South Atlantic
Her work along the Canadian coast completed, Acacia returned to Boston and resumed her preparation for blockade duty along the coast of the Carolinas. When ready, she proceeded south via Hampton Roads, Virginia, and arrived off Morris Island, South Carolina on the evening of 6 January 1864. The tug served in the South Atlantic Blockading Squadron for the remainder of the war, spending most of her time near Breach Inlet in the line of Union warships outside Charleston Bar. From time to time during her deployment, she had brushes with blockade runners, occasionally forcing the escaping ships to turn back into port and compelling vessels attempting to enter back out to sea.

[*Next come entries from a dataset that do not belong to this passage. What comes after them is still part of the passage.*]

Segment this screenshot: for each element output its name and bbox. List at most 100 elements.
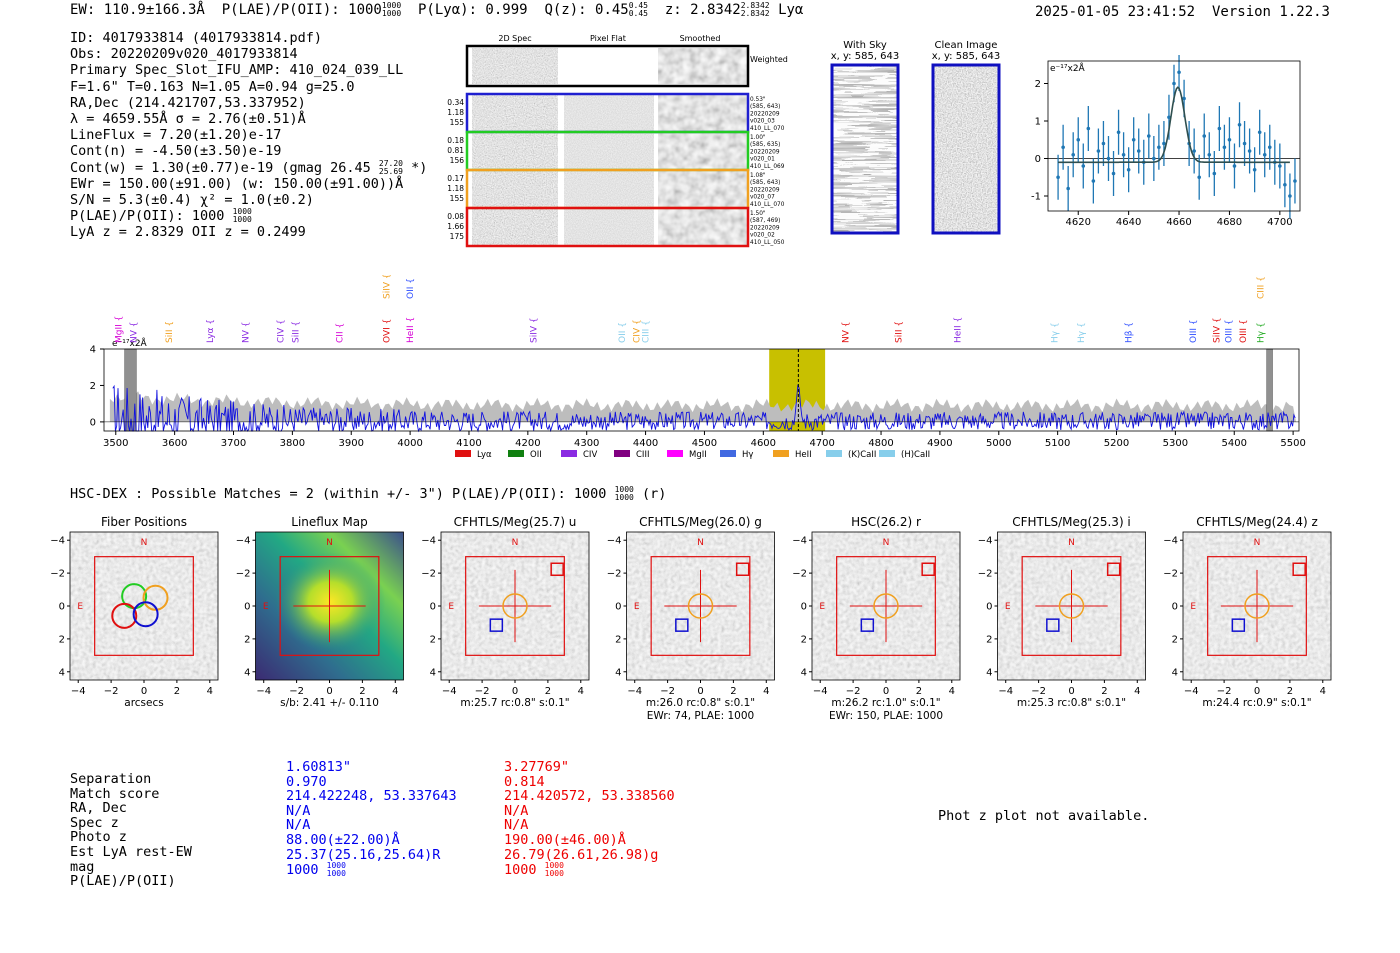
panel-caption: m:26.0 rc:0.8" s:0.1" [646, 697, 755, 709]
emission-line-label: NV { [241, 322, 251, 343]
plya-value: P(Lyα): 0.999 [418, 2, 528, 18]
match-box-red [1106, 562, 1121, 576]
north-label: N [1068, 538, 1075, 548]
data-point [1116, 130, 1121, 135]
emission-line-label: Lyα { [206, 319, 216, 343]
panel-caption: m:25.7 rc:0.8" s:0.1" [460, 697, 569, 709]
table-label: Separation [70, 771, 152, 787]
legend-swatch [720, 450, 736, 457]
photz-message: Phot z plot not available. [938, 808, 1150, 824]
search-box [1021, 556, 1122, 656]
imaging-panel-6: CFHTLS/Meg(24.4) zNE−44−22002−24−4m:24.4… [1163, 515, 1332, 709]
panel-x-tick: 2 [174, 686, 180, 697]
fiber-cutouts: 2D Spec Pixel Flat Smoothed Weighted Sum… [447, 34, 790, 248]
legend-swatch [826, 450, 842, 457]
x-tick-label: 3800 [280, 438, 305, 449]
match-box-red [550, 562, 564, 576]
info-lambda: λ = 4659.55Å σ = 2.76(±0.51)Å [70, 111, 306, 128]
table-label: Photo z [70, 829, 127, 846]
line-fit-chart: 4620 4640 4660 4680 4700 -1 0 1 2 e⁻¹⁷x2Å [1031, 55, 1301, 228]
panel-y-tick: 4 [801, 667, 807, 678]
table-cell: 1000 1000 1000 [504, 861, 564, 879]
data-point [1157, 145, 1161, 150]
panel-y-tick: −4 [236, 536, 251, 547]
y-tick-label: 1 [1035, 117, 1041, 128]
match-box-blue [489, 618, 504, 632]
cutout-side-label: 410_LL_070 [750, 202, 785, 208]
cutout-side-label: 1.00" [750, 135, 766, 141]
data-point [1056, 175, 1060, 180]
panel-y-tick: 2 [1172, 634, 1178, 645]
full-spectrum-chart: 3500 3600 3700 3800 3900 4000 4100 4200 4300 4400… [90, 275, 1306, 460]
data-point [1232, 164, 1237, 168]
cutout-header-pixelflat: Pixel Flat [590, 34, 626, 43]
match-box-blue [675, 618, 689, 632]
data-point [1152, 156, 1156, 161]
panel-caption-2: EWr: 74, PLAE: 1000 [647, 710, 754, 722]
x-tick-label: 4680 [1217, 217, 1242, 228]
panel-x-tick: −2 [104, 686, 119, 697]
north-label: N [1254, 538, 1261, 548]
east-label: E [448, 602, 454, 612]
aperture-circle [873, 593, 899, 619]
table-cell: 190.00(±46.00)Å [504, 831, 626, 848]
panel-y-tick: 4 [59, 667, 65, 678]
data-point [1227, 137, 1232, 142]
emission-line-label: NV { [129, 322, 139, 343]
table-cell: N/A [286, 817, 311, 834]
spectrum-y-unit: e⁻¹⁷x2Å [112, 337, 148, 349]
cutout-side-label: v020_01 [750, 157, 775, 163]
x-tick-label: 5000 [986, 438, 1011, 449]
table-cell: 214.422248, 53.337643 [286, 788, 457, 805]
data-point [1257, 130, 1262, 135]
x-tick-label: 3600 [162, 438, 187, 449]
cutout-value: 0.34 [447, 98, 464, 107]
sky-images: With Sky x, y: 585, 643 Clean Image x, y… [830, 40, 1001, 235]
data-point [1111, 171, 1116, 176]
panel-x-tick: −4 [813, 686, 828, 697]
north-label: N [883, 538, 890, 548]
panel-x-tick: 4 [578, 686, 584, 697]
clean-image-title: Clean Image [935, 40, 998, 51]
panel-y-tick: 4 [986, 667, 992, 678]
cutout-side-label: (585, 635) [750, 142, 780, 148]
y-tick-label: 2 [90, 381, 96, 392]
panel-x-tick: −4 [1184, 686, 1199, 697]
panel-x-tick: −2 [289, 686, 304, 697]
timestamp-version: 2025-01-05 23:41:52 Version 1.22.3 [1035, 4, 1330, 20]
panel-x-tick: 0 [1254, 686, 1260, 697]
panel-x-tick: 0 [883, 686, 889, 697]
north-label: N [141, 538, 148, 548]
aperture-circle [502, 593, 528, 619]
table-label: Match score [70, 785, 160, 802]
imaging-panel-5: CFHTLS/Meg(25.3) i N E −4 4 −2 2 0 0 2 −2 4 −4 m:25.3… [978, 515, 1146, 709]
panel-x-tick: 4 [392, 686, 398, 697]
panel-y-tick: −2 [50, 569, 65, 580]
panel-y-tick: −2 [1163, 569, 1178, 580]
emission-line-label: SiII { [165, 321, 175, 343]
data-point [1283, 182, 1287, 187]
ew-value: EW: 110.9±166.3Å [70, 2, 205, 18]
cutout-value: 0.17 [447, 174, 464, 183]
panel-x-tick: 4 [1134, 686, 1140, 697]
panel-x-tick: 0 [1068, 686, 1074, 697]
data-point [1242, 141, 1247, 146]
panel-x-tick: 4 [207, 686, 213, 697]
x-tick-label: 5400 [1222, 438, 1247, 449]
panel-y-tick: 0 [986, 602, 992, 613]
emission-line-label: CIII { [642, 320, 652, 343]
east-label: E [1005, 602, 1011, 612]
legend-label: MgII [689, 450, 707, 460]
data-point [1192, 149, 1196, 153]
table-label: Est LyA rest-EW [70, 843, 192, 860]
panel-title: HSC(26.2) r [851, 515, 921, 529]
panel-x-tick: −2 [1031, 686, 1046, 697]
panel-y-tick: 2 [986, 634, 992, 645]
panel-x-tick: −2 [660, 686, 675, 697]
data-point [1106, 156, 1111, 161]
match-box-red [735, 562, 750, 576]
table-cell: 25.37(25.16,25.64)R [286, 846, 441, 863]
panel-title: Fiber Positions [101, 515, 187, 529]
version: Version 1.22.3 [1211, 4, 1330, 20]
data-point [1081, 164, 1086, 168]
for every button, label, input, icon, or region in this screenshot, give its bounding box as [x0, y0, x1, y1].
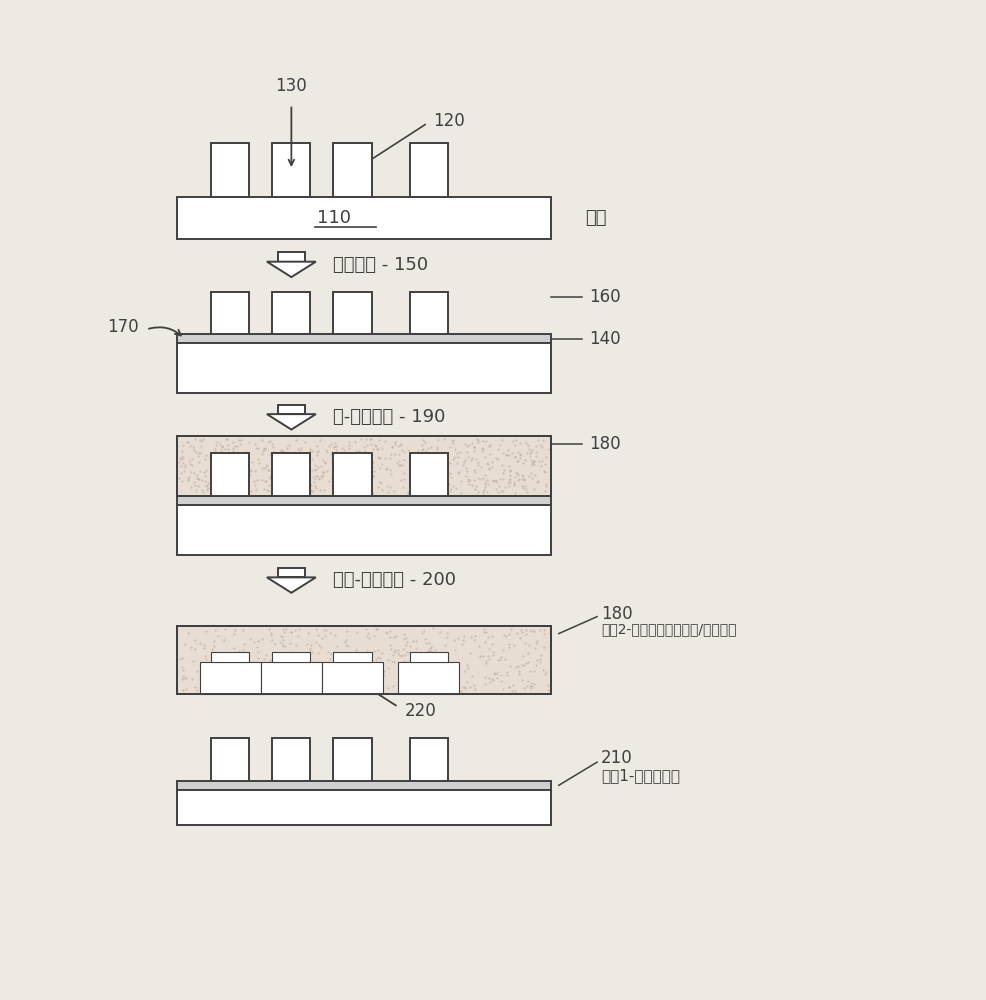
- Bar: [333, 652, 372, 662]
- Bar: [272, 143, 311, 197]
- Text: 模板: 模板: [586, 209, 607, 227]
- Bar: [410, 453, 448, 496]
- Bar: [410, 292, 448, 334]
- Bar: [410, 738, 448, 781]
- Bar: [260, 662, 321, 694]
- Bar: [272, 652, 311, 662]
- Text: 140: 140: [590, 330, 621, 348]
- Text: 180: 180: [600, 605, 632, 623]
- Bar: [410, 652, 448, 662]
- Bar: [321, 662, 383, 694]
- Bar: [176, 343, 551, 393]
- Bar: [211, 143, 249, 197]
- Bar: [398, 662, 459, 694]
- Text: 130: 130: [275, 77, 308, 95]
- Bar: [278, 252, 305, 262]
- Bar: [333, 292, 372, 334]
- Bar: [211, 738, 249, 781]
- Text: 160: 160: [590, 288, 621, 306]
- Bar: [176, 505, 551, 555]
- Bar: [333, 453, 372, 496]
- Bar: [176, 334, 551, 343]
- Bar: [176, 496, 551, 505]
- Text: 树脂-模板分离 - 200: 树脂-模板分离 - 200: [333, 571, 457, 589]
- Bar: [176, 781, 551, 790]
- Bar: [211, 292, 249, 334]
- Text: 170: 170: [106, 318, 138, 336]
- Bar: [176, 626, 551, 694]
- Polygon shape: [267, 577, 316, 593]
- Text: 180: 180: [590, 435, 621, 453]
- Bar: [272, 292, 311, 334]
- Text: 210: 210: [600, 749, 633, 767]
- Bar: [176, 436, 551, 496]
- Polygon shape: [267, 414, 316, 430]
- Text: 120: 120: [433, 112, 464, 130]
- Bar: [176, 197, 551, 239]
- Bar: [278, 568, 305, 577]
- Text: 产品2-成形和定位的微米/纳米颗粒: 产品2-成形和定位的微米/纳米颗粒: [600, 622, 737, 636]
- Bar: [272, 453, 311, 496]
- Text: 110: 110: [317, 209, 351, 227]
- Bar: [272, 738, 311, 781]
- Bar: [211, 652, 249, 662]
- Bar: [176, 790, 551, 825]
- Text: 藄膜涂覆 - 150: 藄膜涂覆 - 150: [333, 256, 429, 274]
- Bar: [176, 436, 551, 496]
- Bar: [333, 143, 372, 197]
- Bar: [199, 662, 260, 694]
- Text: 硬-树脂涂覆 - 190: 硬-树脂涂覆 - 190: [333, 408, 446, 426]
- Bar: [211, 453, 249, 496]
- Bar: [278, 405, 305, 414]
- Polygon shape: [267, 262, 316, 277]
- Bar: [410, 143, 448, 197]
- Text: 220: 220: [404, 702, 436, 720]
- Bar: [333, 738, 372, 781]
- Bar: [176, 626, 551, 694]
- Text: 产品1-穿孔的薄膜: 产品1-穿孔的薄膜: [600, 769, 679, 784]
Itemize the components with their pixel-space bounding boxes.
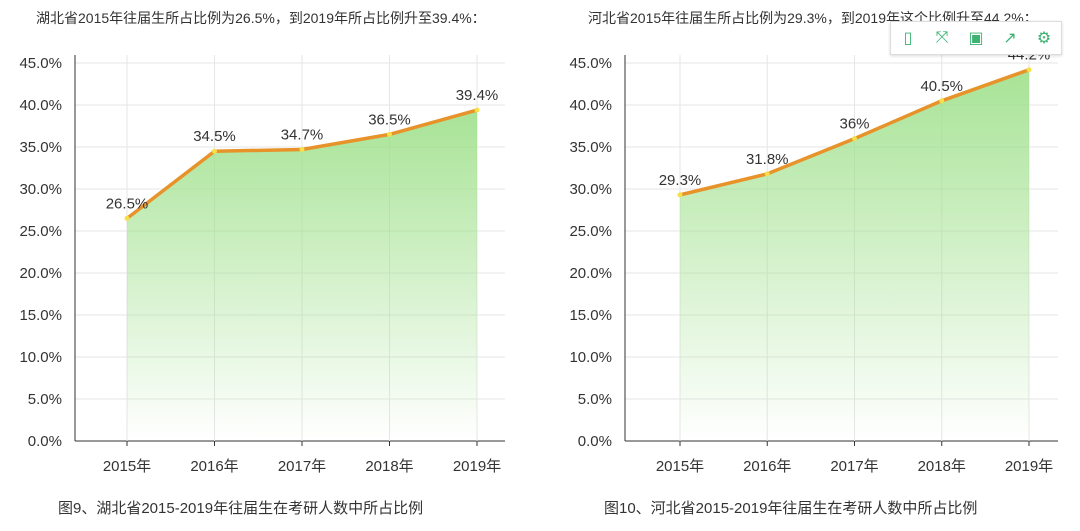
x-tick-label: 2016年 (743, 458, 791, 475)
x-tick-label: 2018年 (918, 458, 966, 475)
share-icon[interactable]: ↗ (1003, 30, 1017, 47)
data-label: 36.5% (368, 111, 411, 128)
data-point (387, 131, 392, 137)
data-label: 34.7% (281, 127, 324, 144)
data-label: 26.5% (106, 195, 149, 212)
y-tick-label: 15.0% (569, 307, 612, 324)
y-tick-label: 45.0% (569, 55, 612, 72)
x-tick-label: 2015年 (103, 458, 151, 475)
x-tick-label: 2018年 (365, 458, 413, 475)
gear-icon[interactable]: ⚙ (1036, 30, 1052, 47)
x-tick-label: 2017年 (830, 458, 878, 475)
y-tick-label: 25.0% (19, 223, 62, 240)
x-tick-label: 2016年 (190, 458, 238, 475)
data-point (212, 148, 217, 154)
y-tick-label: 0.0% (578, 433, 612, 450)
data-point (299, 147, 305, 153)
caption-hebei: 图10、河北省2015-2019年往届生在考研人数中所占比例 (604, 500, 978, 517)
y-tick-label: 10.0% (569, 349, 612, 366)
data-point (764, 171, 770, 177)
y-tick-label: 20.0% (569, 265, 612, 282)
data-label: 36% (839, 116, 869, 133)
data-label: 29.3% (659, 172, 702, 189)
y-tick-label: 45.0% (19, 55, 62, 72)
y-tick-label: 40.0% (19, 97, 62, 114)
data-point (1026, 67, 1032, 73)
data-point (474, 107, 480, 113)
y-tick-label: 5.0% (28, 391, 62, 408)
data-point (677, 192, 683, 198)
y-tick-label: 15.0% (19, 307, 62, 324)
y-tick-label: 40.0% (569, 97, 612, 114)
y-tick-label: 10.0% (19, 349, 62, 366)
data-label: 31.8% (746, 151, 789, 168)
data-label: 39.4% (456, 87, 499, 104)
y-tick-label: 25.0% (569, 223, 612, 240)
intro-text-hubei: 湖北省2015年往届生所占比例为26.5%，到2019年所占比例升至39.4%： (36, 10, 486, 26)
y-tick-label: 35.0% (569, 139, 612, 156)
x-tick-label: 2017年 (278, 458, 326, 475)
caption-hubei: 图9、湖北省2015-2019年往届生在考研人数中所占比例 (58, 500, 424, 517)
y-tick-label: 20.0% (19, 265, 62, 282)
data-label: 40.5% (920, 78, 963, 95)
y-tick-label: 0.0% (28, 433, 62, 450)
chart-toolbar: ▯ ⤧ ▣ ↗ ⚙ (890, 21, 1062, 55)
area-fill (127, 110, 477, 441)
y-tick-label: 5.0% (578, 391, 612, 408)
data-point (852, 136, 857, 142)
data-point (124, 215, 130, 221)
data-point (939, 98, 945, 104)
y-tick-label: 30.0% (569, 181, 612, 198)
data-label: 34.5% (193, 128, 236, 145)
x-tick-label: 2019年 (1005, 458, 1053, 475)
save-icon[interactable]: ▣ (968, 30, 984, 47)
area-fill (680, 69, 1029, 441)
x-tick-label: 2015年 (656, 458, 704, 475)
y-tick-label: 35.0% (19, 139, 62, 156)
fullscreen-icon[interactable]: ⤧ (935, 29, 949, 46)
y-tick-label: 30.0% (19, 181, 62, 198)
x-tick-label: 2019年 (453, 458, 501, 475)
tablet-icon[interactable]: ▯ (903, 30, 913, 47)
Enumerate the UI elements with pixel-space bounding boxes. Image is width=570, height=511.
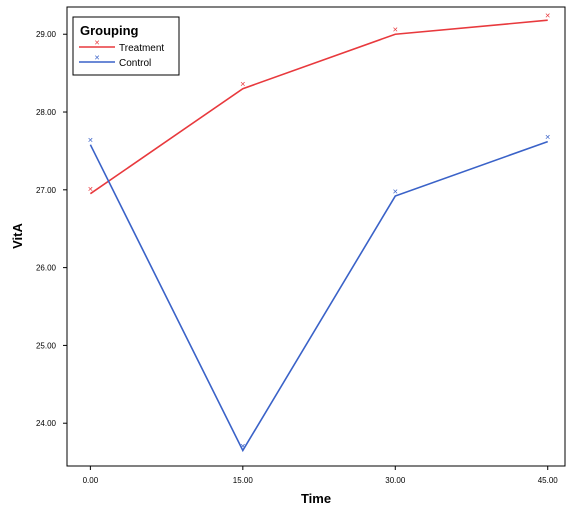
y-axis-title: VitA <box>10 223 25 249</box>
x-tick-label: 45.00 <box>538 476 559 485</box>
legend-marker: ✕ <box>94 39 100 47</box>
x-tick-label: 30.00 <box>385 476 406 485</box>
legend-box <box>72 16 180 76</box>
legend-items: ✕ Treatment ✕ Control <box>79 39 164 69</box>
data-point-treatment: ✕ <box>545 12 551 20</box>
data-point-control: ✕ <box>87 137 93 145</box>
plot-frame <box>66 6 566 467</box>
x-tick-label: 0.00 <box>83 476 99 485</box>
y-tick-label: 26.00 <box>36 264 57 273</box>
series-line-control <box>89 140 548 453</box>
x-axis: 0.00 15.00 30.00 45.00 <box>83 466 559 485</box>
legend: Grouping ✕ Treatment ✕ Control <box>72 16 180 76</box>
series-layer: ✕ ✕ ✕ ✕ ✕ ✕ ✕ ✕ <box>87 12 551 453</box>
legend-label: Control <box>119 58 151 69</box>
y-tick-label: 24.00 <box>36 419 57 428</box>
x-axis-title: Time <box>301 491 331 506</box>
x-tick-label: 15.00 <box>233 476 254 485</box>
data-point-treatment: ✕ <box>240 81 246 89</box>
y-tick-label: 28.00 <box>36 108 57 117</box>
legend-title: Grouping <box>80 23 139 38</box>
y-tick-label: 27.00 <box>36 186 57 195</box>
series-line-treatment <box>89 19 548 195</box>
y-axis: 24.00 25.00 26.00 27.00 28.00 29.00 <box>36 30 67 428</box>
data-point-control: ✕ <box>545 134 551 142</box>
data-point-control: ✕ <box>392 188 398 196</box>
data-point-treatment: ✕ <box>87 186 93 194</box>
data-point-control: ✕ <box>240 442 246 450</box>
data-point-treatment: ✕ <box>392 26 398 34</box>
legend-label: Treatment <box>119 43 164 54</box>
y-tick-label: 25.00 <box>36 341 57 350</box>
y-tick-label: 29.00 <box>36 30 57 39</box>
legend-marker: ✕ <box>94 54 100 62</box>
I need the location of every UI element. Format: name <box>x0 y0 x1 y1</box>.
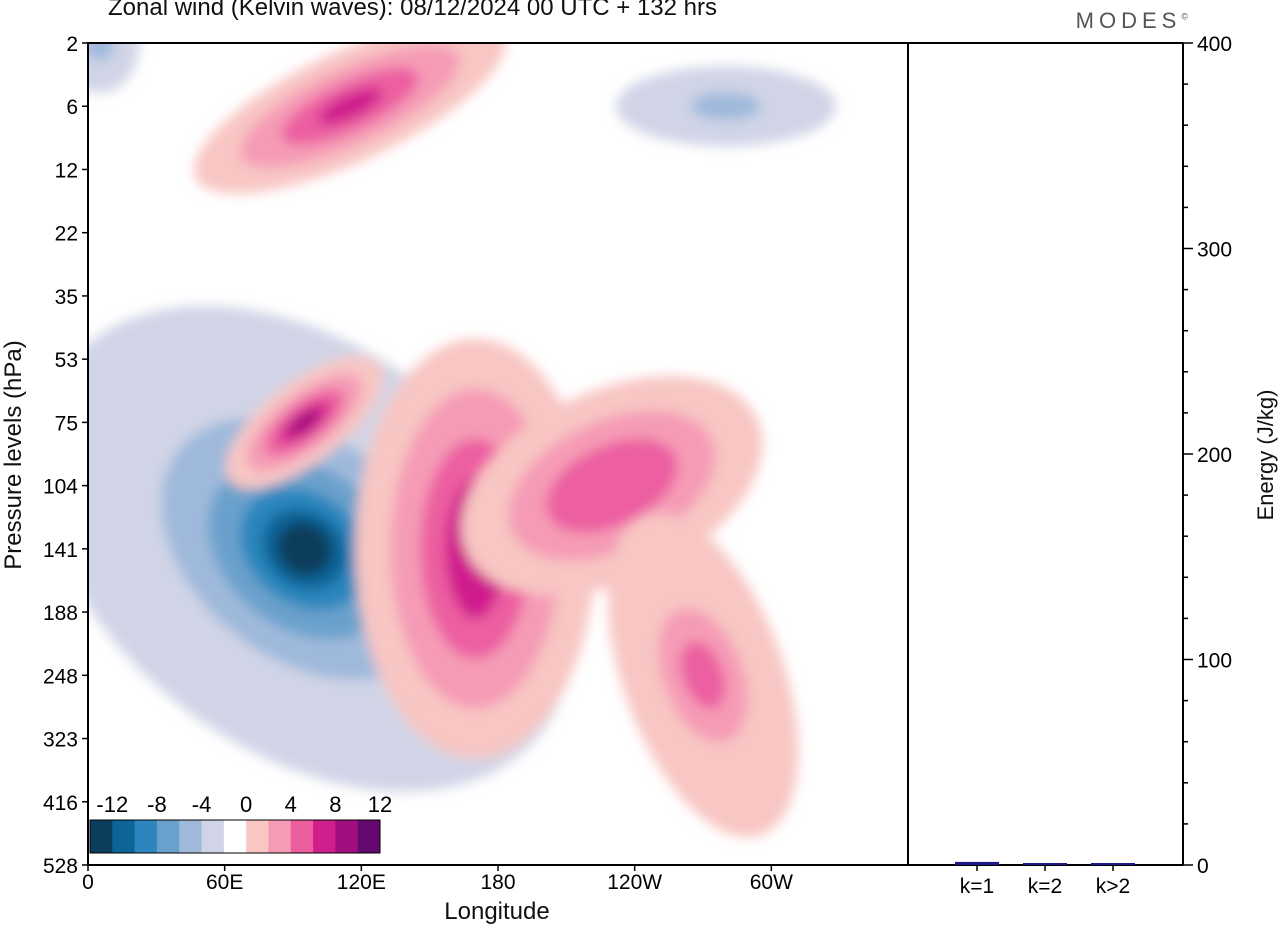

Ironically, her greatest success came on the morning of 23 December, not when she was on her blockade station, but while she was steaming from Charleston bar to Georgetown, South Carolina, with provisions for screw sloop Canandaigua. As she was passing Cape Romain Shoal, a lookout in the masthead reported two white smokestacks close inshore. Acacia altered course and, "on closing in toward the bar, discovered ... a sidewheel steamer of perhaps 400 long tons (410 t). No colors could be seen." The stranger's decks were crowded with men preparing to abandon her.
Acacia continued "in as near as the depth of water would admit and fired a shell over her." She then lowered her boats, armed them for boarding, and fired another shot over them as they approached the stranded ship. The stranded steamer then sent up white flags as her own boats began pulling toward the mouth of Alligator Creek where they escaped.
Not a soul remained on board the blockade runner when the Union sailors reached her shortly past noon. Upon boarding the prize, they learned that she was Julia, a fast, shallow-draft, iron-hulled vessel built in 1863 at Renfrew, Scotland — apparently for the express purpose of violating the Federal blockade. "Her engine's had been purposely disabled ..." and she was hard aground. The almost heroic efforts of the boarding party managed to get Julia afloat and underway on her own power shortly after daylight on the following morning, and she was ultimately sent to Key West where she was condemned by the prize court.